Hukum Berkurban untuk Orang yang Sudah Meninggal Menurut NU
Hukum Berkurban untuk Orang yang Sudah Meninggal Menurut NU-Sebelum kita menyelami lebih dalam tentang hukum berkurban untuk orang yang sudah meninggal, ada baiknya kita menyegarkan kembali pemahaman kita mengenai ibadah kurban itu sendiri. Kurban, atau *udhiyyah*, adalah penyembelihan hewan ternak tertentu pada hari raya Idul Adha dan hari-hari Tasyriq (11, 12, 13 Dzulhijjah) dengan niat mendekatkan diri kepada Allah SWT. Ibadah ini memiliki sejarah panjang yang berakar pada kisah Nabi Ibrahim AS dan putranya, Nabi Ismail AS, sebuah kisah keteladanan yang menunjukkan puncak ketundukan dan keikhlasan kepada perintah Allah.
Kurban bukan hanya sekadar menyembelih hewan. Di dalamnya terkandung banyak hikmah dan nilai-nilai luhur.
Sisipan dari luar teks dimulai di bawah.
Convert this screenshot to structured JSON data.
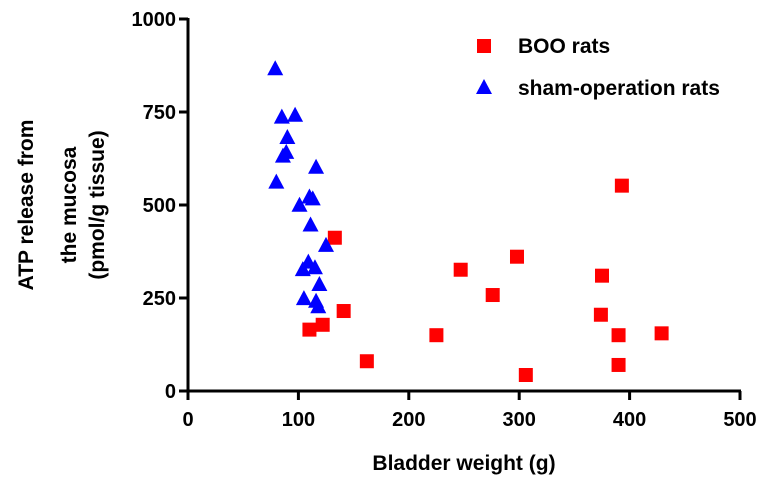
{
  "chart_data": {
    "type": "scatter",
    "title": "",
    "xlabel": "Bladder weight (g)",
    "ylabel_lines": [
      "ATP release from",
      "the mucosa",
      "(pmol/g tissue)"
    ],
    "xlim": [
      0,
      500
    ],
    "ylim": [
      0,
      1000
    ],
    "xticks": [
      0,
      100,
      200,
      300,
      400,
      500
    ],
    "yticks": [
      0,
      250,
      500,
      750,
      1000
    ],
    "grid": false,
    "legend_position": "top-right",
    "series": [
      {
        "name": "BOO rats",
        "marker": "square",
        "color": "#ff0000",
        "points": [
          [
            110,
            165
          ],
          [
            122,
            178
          ],
          [
            133,
            412
          ],
          [
            141,
            215
          ],
          [
            162,
            80
          ],
          [
            225,
            150
          ],
          [
            247,
            326
          ],
          [
            276,
            258
          ],
          [
            298,
            361
          ],
          [
            306,
            43
          ],
          [
            374,
            205
          ],
          [
            375,
            310
          ],
          [
            390,
            70
          ],
          [
            390,
            150
          ],
          [
            393,
            552
          ],
          [
            429,
            155
          ]
        ]
      },
      {
        "name": "sham-operation rats",
        "marker": "triangle",
        "color": "#0000ff",
        "points": [
          [
            79,
            865
          ],
          [
            80,
            560
          ],
          [
            85,
            735
          ],
          [
            86,
            630
          ],
          [
            89,
            640
          ],
          [
            90,
            680
          ],
          [
            97,
            740
          ],
          [
            101,
            498
          ],
          [
            104,
            325
          ],
          [
            105,
            247
          ],
          [
            109,
            345
          ],
          [
            110,
            520
          ],
          [
            111,
            445
          ],
          [
            113,
            515
          ],
          [
            115,
            330
          ],
          [
            116,
            600
          ],
          [
            116,
            240
          ],
          [
            118,
            225
          ],
          [
            119,
            285
          ],
          [
            125,
            390
          ]
        ]
      }
    ]
  }
}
Ada nilai spiritual, di mana kita belajar mengorbankan sebagian harta yang kita cintai demi meraih ridha Allah. Ada nilai sosial, karena daging kurban akan dibagikan kepada fakir miskin dan yang membutuhkan, sehingga terjalinlah kebersamaan dan kepedulian antar sesama. Dan tentu saja, ada nilai pahala yang berlimpah bagi mereka yang melaksanakannya dengan ikhlas dan sesuai syariat.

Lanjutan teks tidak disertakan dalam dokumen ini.